La métallurgie est-elle concernée par les appels de Jean Castex et d’Élisabeth Borne à l’augmentation des salaires et des minima conventionnels de branches ?

H. M. : Dans nos secteurs, les rémunérations sont de 13 à 15% supérieures à la moyenne des salaires du marché. Notre branche connaît depuis longtemps une véritable dynamique de négociation des minima conventionnels.

Votre branche est la première à avoir négocié un accord APLD qui a fait boule de neige. Où en est-on du chômage partiel dans la métallurgie et ce dispositif a-t-il sauvé des emplois ?

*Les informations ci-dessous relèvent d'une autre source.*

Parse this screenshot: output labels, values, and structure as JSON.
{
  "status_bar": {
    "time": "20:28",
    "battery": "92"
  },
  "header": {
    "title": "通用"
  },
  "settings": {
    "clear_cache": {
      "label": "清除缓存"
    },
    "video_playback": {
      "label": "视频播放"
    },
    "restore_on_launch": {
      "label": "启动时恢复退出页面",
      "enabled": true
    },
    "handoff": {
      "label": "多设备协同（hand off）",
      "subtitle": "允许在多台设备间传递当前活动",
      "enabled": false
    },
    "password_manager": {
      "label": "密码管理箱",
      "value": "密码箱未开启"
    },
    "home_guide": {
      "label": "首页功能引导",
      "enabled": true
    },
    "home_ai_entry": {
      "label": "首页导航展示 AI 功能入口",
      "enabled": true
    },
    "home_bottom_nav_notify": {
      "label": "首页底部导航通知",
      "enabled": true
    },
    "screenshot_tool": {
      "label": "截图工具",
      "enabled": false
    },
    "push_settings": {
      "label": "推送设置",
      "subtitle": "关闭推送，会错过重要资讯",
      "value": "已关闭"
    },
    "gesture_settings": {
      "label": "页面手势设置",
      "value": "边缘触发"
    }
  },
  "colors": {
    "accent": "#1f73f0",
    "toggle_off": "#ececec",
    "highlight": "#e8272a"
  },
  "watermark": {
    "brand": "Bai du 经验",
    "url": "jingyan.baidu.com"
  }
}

H. M. : Selon les dernières statistiques Dares et Unedic en date de juillet 2021, 180 000 salariés de l’industrie (sur environ 3 millions) étaient encore inscrits dans un dispositif d’activité partielle, qu’elle soit de droit commun ou de longue durée, dont la moitié dans la métallurgie. C’est une évolution importante depuis le début de l’année où ils étaient encore 270 000. Bien sûr, ces chiffres doivent s’analyser secteur par secteur. Il est des branches où le recours au chômage partiel est très faible (l’énergie ou l’agroalimentaire) et d’autres, comme le transport de matériel industriel où il touche encore 25% de l’effectif. L’accord APLD de la branche a été bien décliné par nos entreprises. Beaucoup de DRH s’en sont emparés pour disposer, au besoin, d’un outil supplémentaire pour faire face à la crise. Certains n’ont pas eu besoin d’activer leur accord ; d’autres qui ne pensaient pas devoir le faire, ont dû y avoir recours. Dans l’automobile et l’aéronautique, notamment, il est évident que le dispositif a permis de préserver les compétences nécessaires au rebond et a sauvé des milliers d’emplois même si nous n’avons pas encore une comptabilité précise.

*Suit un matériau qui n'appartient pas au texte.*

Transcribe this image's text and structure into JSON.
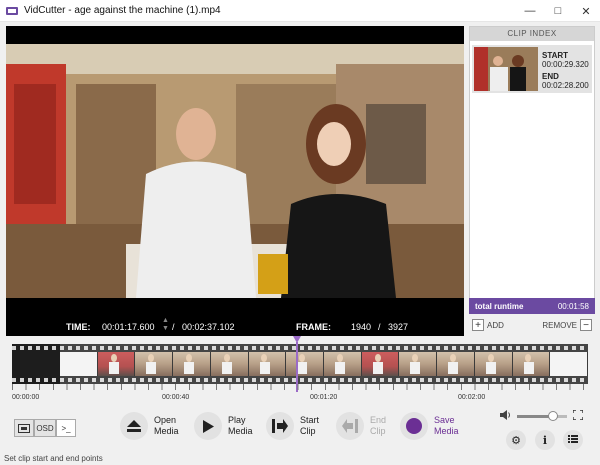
{
  "window": {
    "title": "VidCutter - age against the machine (1).mp4"
  },
  "video": {
    "time_label": "TIME:",
    "current_time": "00:01:17.600",
    "time_separator": "/",
    "total_time": "00:02:37.102",
    "frame_label": "FRAME:",
    "current_frame": "1940",
    "frame_separator": "/",
    "total_frames": "3927"
  },
  "clip_index": {
    "header": "CLIP INDEX",
    "clips": [
      {
        "start_label": "START",
        "start": "00:00:29.320",
        "end_label": "END",
        "end": "00:02:28.200"
      }
    ],
    "runtime_label": "total runtime",
    "runtime_value": "00:01:58",
    "add_label": "ADD",
    "remove_label": "REMOVE"
  },
  "timeline": {
    "ruler_labels": [
      "00:00:00",
      "00:00:40",
      "00:01:20",
      "00:02:00"
    ],
    "playhead_fraction": 0.494
  },
  "toolbar": {
    "mode_buttons": {
      "osd": "OSD",
      "console": ">_"
    },
    "open_media": "Open\nMedia",
    "play_media": "Play\nMedia",
    "start_clip": "Start\nClip",
    "end_clip": "End\nClip",
    "save_media": "Save\nMedia"
  },
  "volume": {
    "level": 0.72
  },
  "status": {
    "text": "Set clip start and end points"
  },
  "colors": {
    "accent": "#6b4aa1",
    "playhead": "#9b6bc7",
    "save": "#6b2f94"
  }
}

Les entreprises de la métallurgie ont-elles eu recours au FNE-Formation pour former leurs salariés en activité partielle durant la crise ?

H. M. : Opco2i, l’opérateur de compétences de l’industrie, a su rapidement informer et sensibiliser ses entreprises adhérentes à ce dispositif attractif.  Aujourd’hui, sur une enveloppe d’environ 150 millions d’euros pour financer 25000 formations, près de 45% ont été dépensés pour financer 25000 formations, dont 73% pour les entreprises de la métallurgie. L’enveloppe devrait donc être intégralement consommée sans difficultés.

Au-delà de l’apprentissage et de la formation continue, quels leviers actionner pour trouver les compétences dont la métallurgie a besoin ?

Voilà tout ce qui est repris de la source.